Sugar Pie DeSanto7xm, the electrifying R&B singer and songwriter who recorded the hit duet “In the Basement” with Etta James and toured with the Johnny Otis and James Brown revues, died on Friday at the home of her brother, the guitarist Domingo Balinton, in Oakland, Calif. She was 89.
billionaire casino slots 777Mr. Balinton said she died of chronic obstructive pulmonary disease and congestive heart failure after two months in hospice care.
Ms. DeSanto’s first record to reach the charts, “I Want to Know,” was a gutbucket blues featuring her raspy vocals recorded on two tracks so she could harmonize with herself.
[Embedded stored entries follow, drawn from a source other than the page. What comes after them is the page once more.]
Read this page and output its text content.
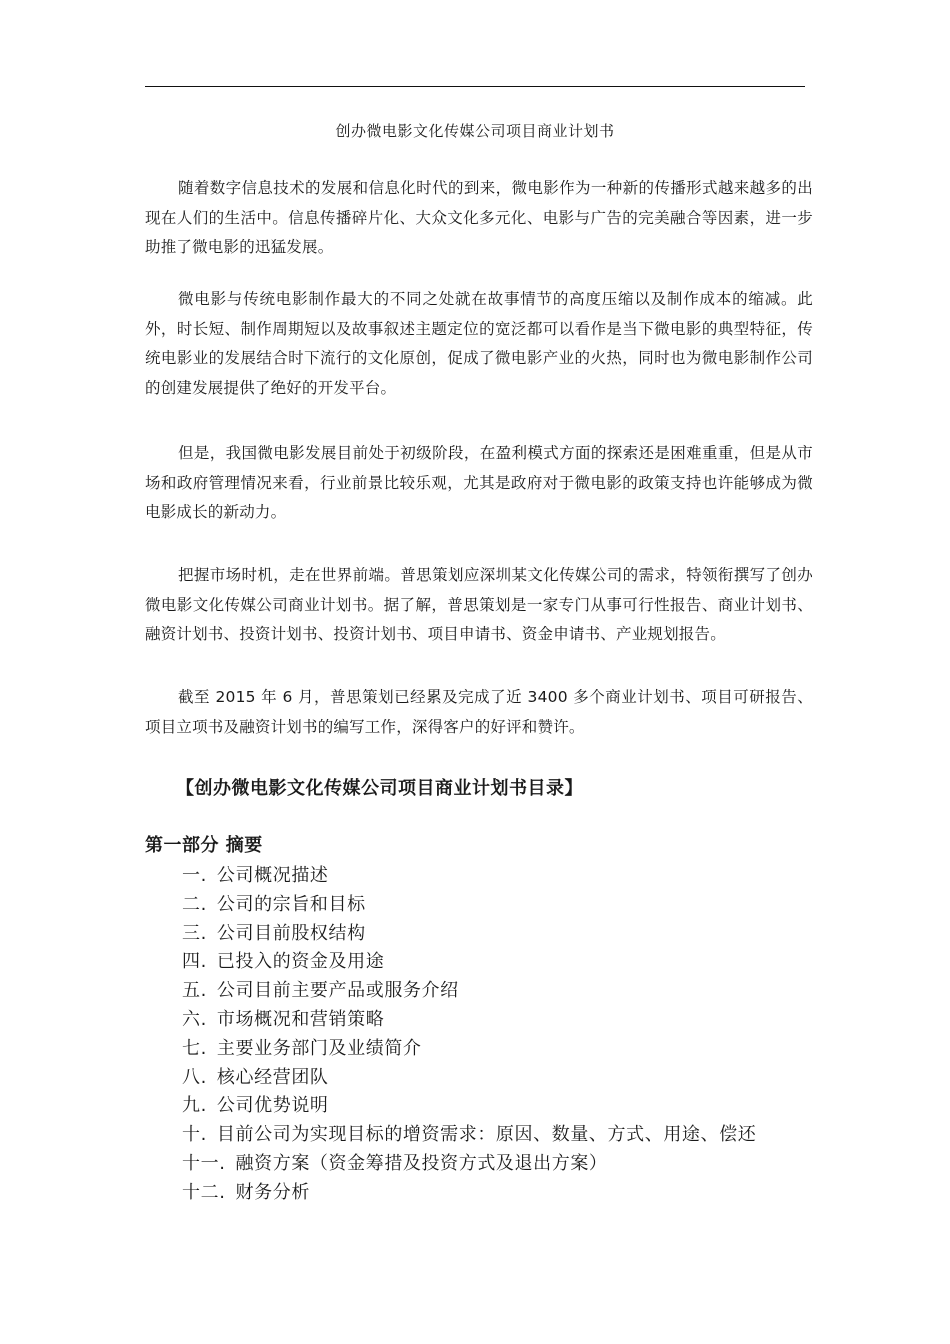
创办微电影文化传媒公司项目商业计划书

随着数字信息技术的发展和信息化时代的到来，微电影作为一种新的传播形式越来越多的出现在人们的生活中。信息传播碎片化、大众文化多元化、电影与广告的完美融合等因素，进一步助推了微电影的迅猛发展。

微电影与传统电影制作最大的不同之处就在故事情节的高度压缩以及制作成本的缩减。此外，时长短、制作周期短以及故事叙述主题定位的宽泛都可以看作是当下微电影的典型特征，传统电影业的发展结合时下流行的文化原创，促成了微电影产业的火热，同时也为微电影制作公司的创建发展提供了绝好的开发平台。

但是，我国微电影发展目前处于初级阶段，在盈利模式方面的探索还是困难重重，但是从市场和政府管理情况来看，行业前景比较乐观，尤其是政府对于微电影的政策支持也许能够成为微电影成长的新动力。

把握市场时机，走在世界前端。普思策划应深圳某文化传媒公司的需求，特领衔撰写了创办微电影文化传媒公司商业计划书。据了解，普思策划是一家专门从事可行性报告、商业计划书、融资计划书、投资计划书、投资计划书、项目申请书、资金申请书、产业规划报告。

截至 2015 年 6 月，普思策划已经累及完成了近 3400 多个商业计划书、项目可研报告、项目立项书及融资计划书的编写工作，深得客户的好评和赞许。

【创办微电影文化传媒公司项目商业计划书目录】
第一部分 摘要
一. 公司概况描述
二. 公司的宗旨和目标
三. 公司目前股权结构
四. 已投入的资金及用途
五. 公司目前主要产品或服务介绍
六. 市场概况和营销策略
七. 主要业务部门及业绩简介
八. 核心经营团队
九. 公司优势说明
十. 目前公司为实现目标的增资需求：原因、数量、方式、用途、偿还
十一. 融资方案（资金筹措及投资方式及退出方案）
十二. 财务分析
The song was also one of her biggest hits, climbing to No. 4 on the Billboard R&B chart in 1960.
Its follow-up, “Slip-In Mules (No High Heel Sneakers)” — an answer to Tommy Tucker’s “Hi-Heel Sneakers” — was her highest-ranking single on the pop chart. It stalled just outside the Top 40 in 1964 and reached No. 10 on the R&B chart.
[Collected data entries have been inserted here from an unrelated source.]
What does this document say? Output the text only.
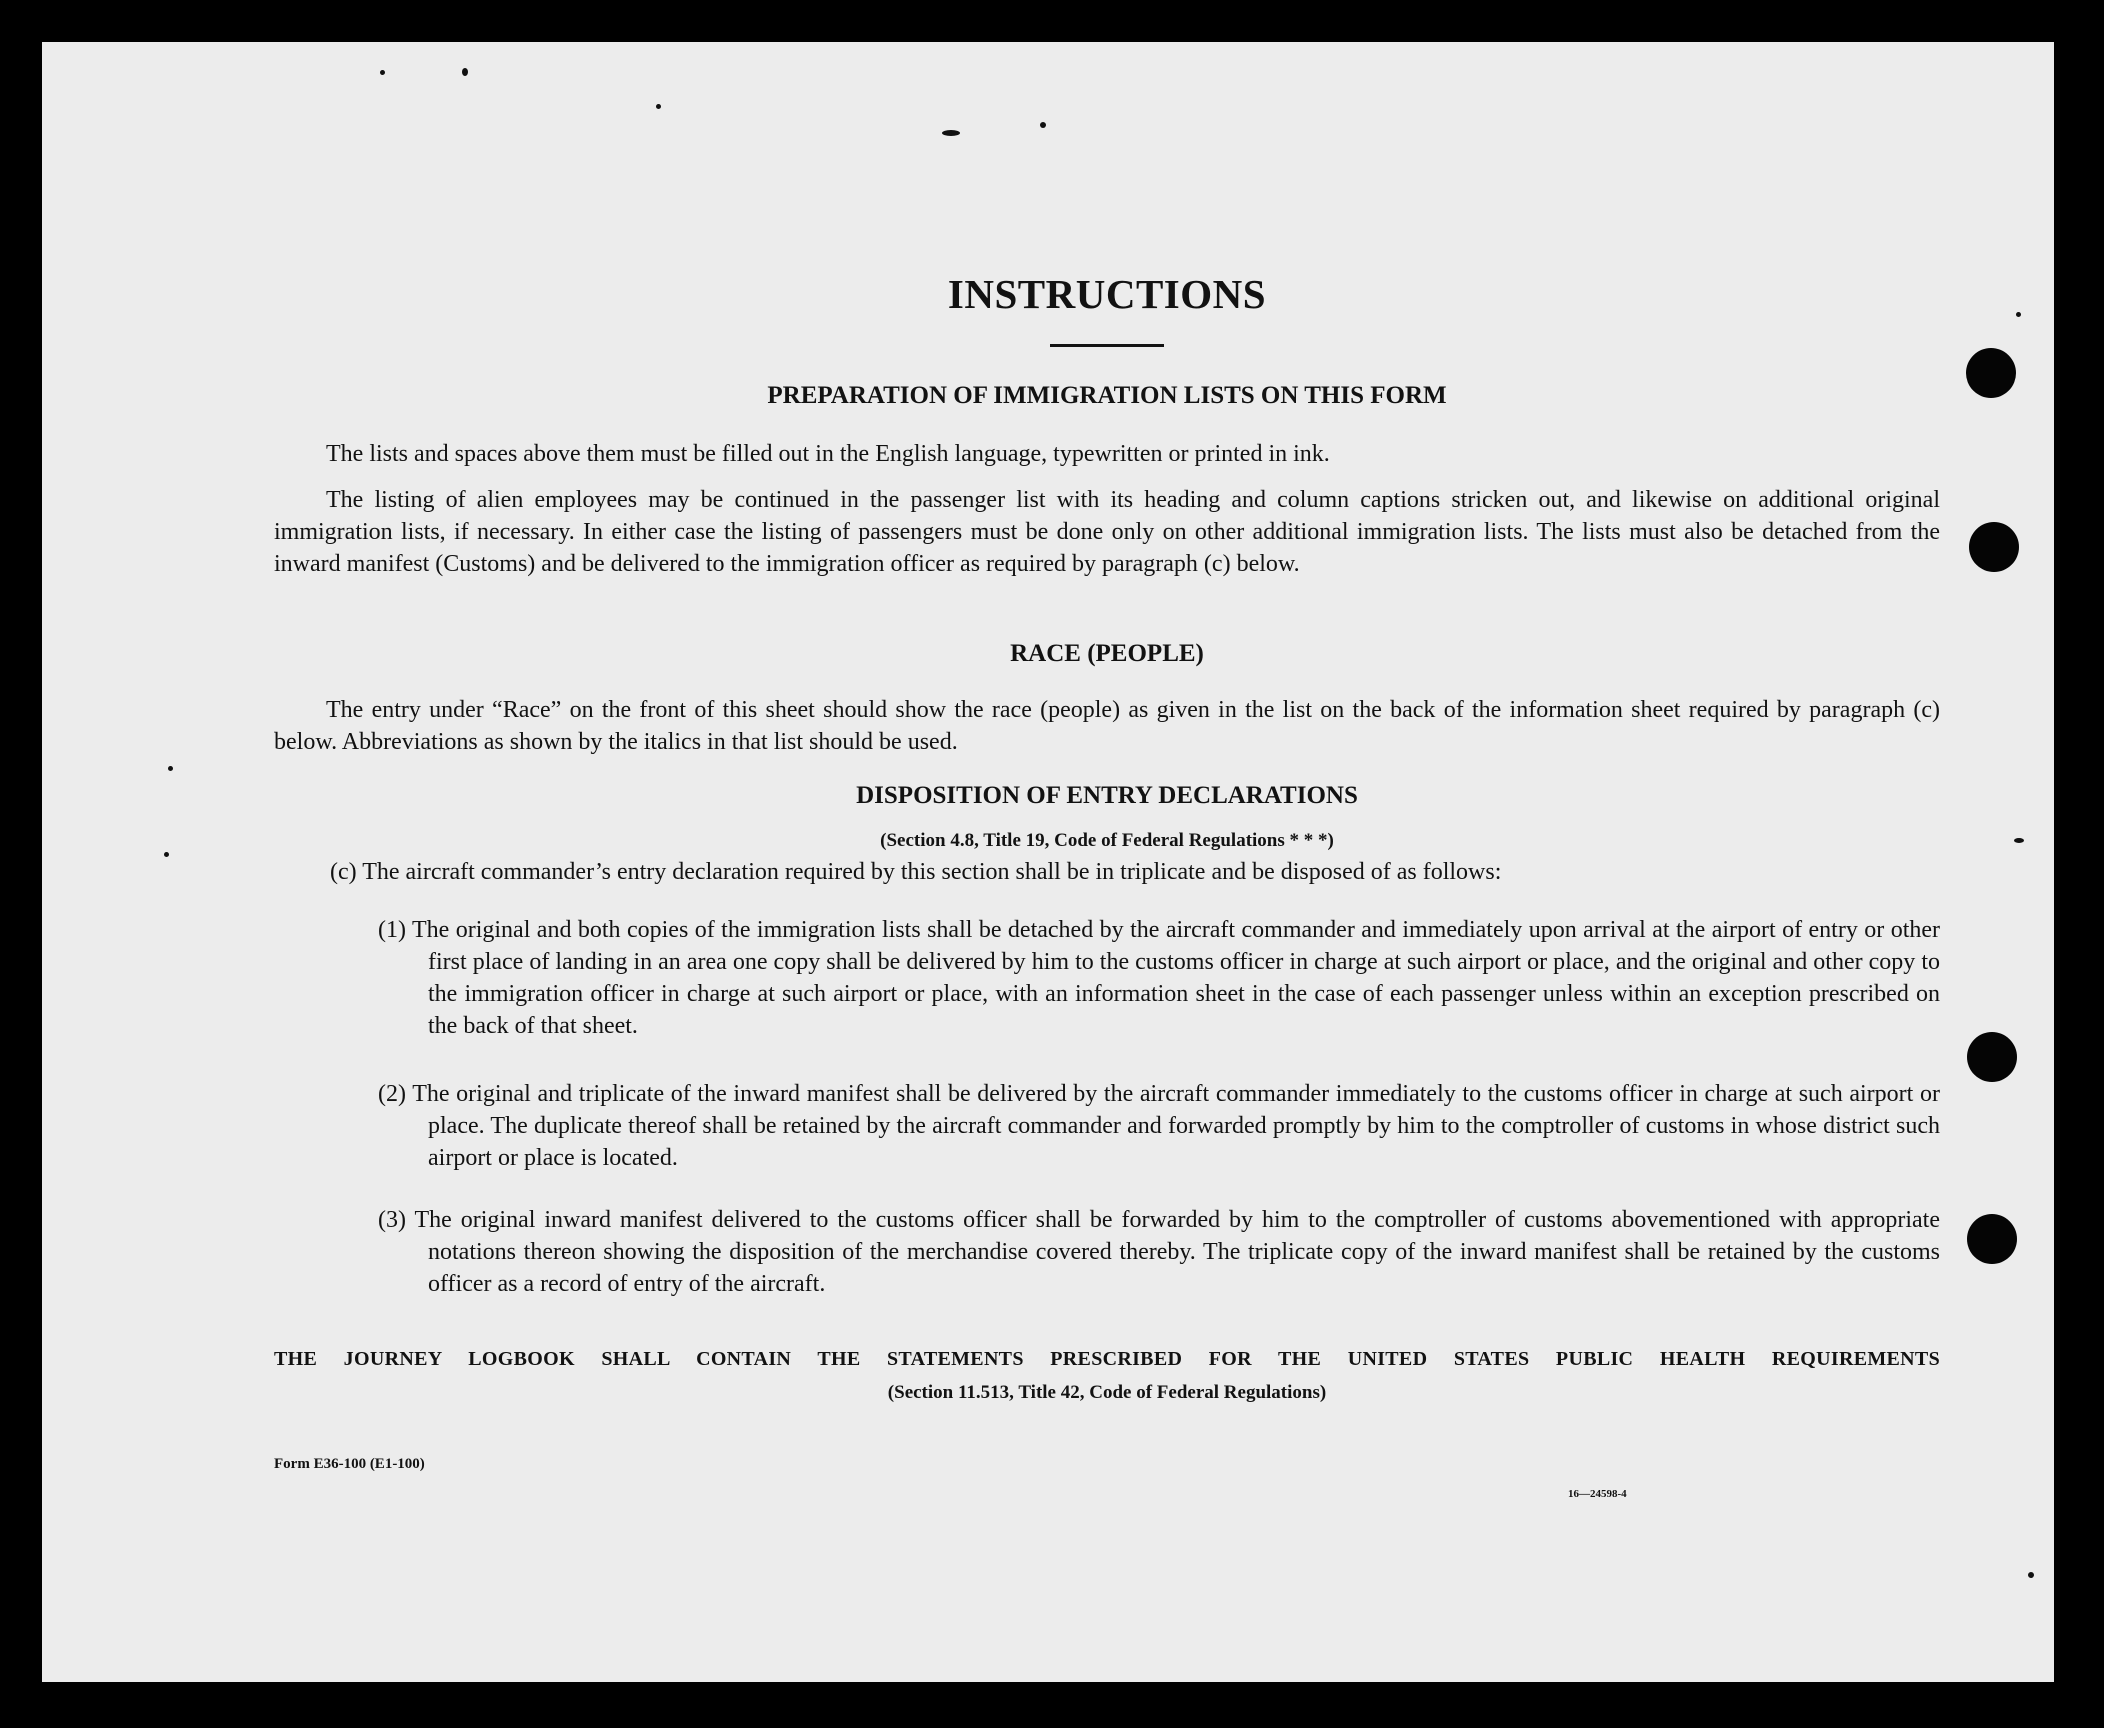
INSTRUCTIONS
PREPARATION OF IMMIGRATION LISTS ON THIS FORM

The lists and spaces above them must be filled out in the English language, typewritten or printed in ink.

The listing of alien employees may be continued in the passenger list with its heading and column captions stricken out, and likewise on additional original immigration lists, if necessary. In either case the listing of passengers must be done only on other additional immigration lists. The lists must also be detached from the inward manifest (Customs) and be delivered to the immigration officer as required by paragraph (c) below.

RACE (PEOPLE)

The entry under “Race” on the front of this sheet should show the race (people) as given in the list on the back of the information sheet required by paragraph (c) below. Abbreviations as shown by the italics in that list should be used.

DISPOSITION OF ENTRY DECLARATIONS
(Section 4.8, Title 19, Code of Federal Regulations * * *)

(c) The aircraft commander’s entry declaration required by this section shall be in triplicate and be disposed of as follows:

(1) The original and both copies of the immigration lists shall be detached by the aircraft commander and immediately upon arrival at the airport of entry or other first place of landing in an area one copy shall be delivered by him to the customs officer in charge at such airport or place, and the original and other copy to the immigration officer in charge at such airport or place, with an information sheet in the case of each passenger unless within an exception prescribed on the back of that sheet.

(2) The original and triplicate of the inward manifest shall be delivered by the aircraft commander immediately to the customs officer in charge at such airport or place. The duplicate thereof shall be retained by the aircraft commander and forwarded promptly by him to the comptroller of customs in whose district such airport or place is located.

(3) The original inward manifest delivered to the customs officer shall be forwarded by him to the comptroller of customs abovementioned with appropriate notations thereon showing the disposition of the merchandise covered thereby. The triplicate copy of the inward manifest shall be retained by the customs officer as a record of entry of the aircraft.

THE JOURNEY LOGBOOK SHALL CONTAIN THE STATEMENTS PRESCRIBED FOR THE UNITED STATES PUBLIC HEALTH REQUIREMENTS
(Section 11.513, Title 42, Code of Federal Regulations)
Form E36-100 (E1-100)
16—24598-4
“In recent weeks, a conversation around whether to change how we allocate our Electoral College votes has returned to the forefront,” Mr. McDonnell said in a statement on Monday. “I respect the desire of some of my colleagues to have this discussion, and I have taken time to listen carefully to Nebraskans and national leaders on both sides of the issue. After deep consideration, it is clear to me that right now, 43 days from Election Day, is not the moment to make this change.”
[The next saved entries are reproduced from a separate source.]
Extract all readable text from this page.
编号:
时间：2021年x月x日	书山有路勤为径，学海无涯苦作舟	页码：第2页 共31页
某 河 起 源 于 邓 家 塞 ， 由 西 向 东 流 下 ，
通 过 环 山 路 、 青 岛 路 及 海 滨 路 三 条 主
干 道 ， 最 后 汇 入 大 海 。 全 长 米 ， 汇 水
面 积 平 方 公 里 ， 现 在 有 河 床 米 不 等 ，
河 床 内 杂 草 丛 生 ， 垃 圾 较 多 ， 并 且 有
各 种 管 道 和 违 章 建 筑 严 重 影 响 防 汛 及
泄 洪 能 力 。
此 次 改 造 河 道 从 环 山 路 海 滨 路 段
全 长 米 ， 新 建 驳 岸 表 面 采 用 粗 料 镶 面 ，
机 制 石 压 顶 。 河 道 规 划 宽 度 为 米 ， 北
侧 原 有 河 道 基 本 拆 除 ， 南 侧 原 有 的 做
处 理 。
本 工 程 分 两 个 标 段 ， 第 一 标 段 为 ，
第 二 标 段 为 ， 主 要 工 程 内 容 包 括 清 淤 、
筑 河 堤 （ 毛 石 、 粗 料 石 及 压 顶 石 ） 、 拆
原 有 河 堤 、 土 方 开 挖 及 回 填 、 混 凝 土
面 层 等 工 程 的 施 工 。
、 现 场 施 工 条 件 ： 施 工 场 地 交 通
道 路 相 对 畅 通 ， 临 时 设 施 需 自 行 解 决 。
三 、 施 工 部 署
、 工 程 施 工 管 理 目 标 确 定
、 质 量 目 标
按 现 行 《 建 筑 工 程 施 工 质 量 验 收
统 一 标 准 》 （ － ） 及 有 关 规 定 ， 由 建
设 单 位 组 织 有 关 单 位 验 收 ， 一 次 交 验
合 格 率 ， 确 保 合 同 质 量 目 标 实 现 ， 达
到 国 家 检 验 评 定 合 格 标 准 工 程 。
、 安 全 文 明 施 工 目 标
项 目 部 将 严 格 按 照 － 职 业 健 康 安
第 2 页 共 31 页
Ms. Gray’s 14-year-old son, Colt, is being charged as an adult for murder in the deadliest school shooting in Georgia’s history. He is accused of bringing an AR-15-style rifle to Apalachee High School in Winder, Ga., earlier this month, killing four — two students and two math teachers — and injuring at least nine.
ImageMs. DeSanto at the San Francisco Blues Festival in Golden Gate Park in 1974. She stood only 4-foot-11, but she had an outsized stage presence.Credit...Robert Altman, via Michael Ochs Archives/Getty ImagesMs. DeSanto never received the widespread acclaim enjoyed by Ms. James, her friend and collaborator, and other female R&B singers of her day. The power and grit of her music and persona nevertheless anticipated, among other things, the sexual braggadocio and swagger of 1970s soul singers like Millie Jackson and Laura Lee and latter-day hip-hop artists like Lil’ Kim and Foxy Brown.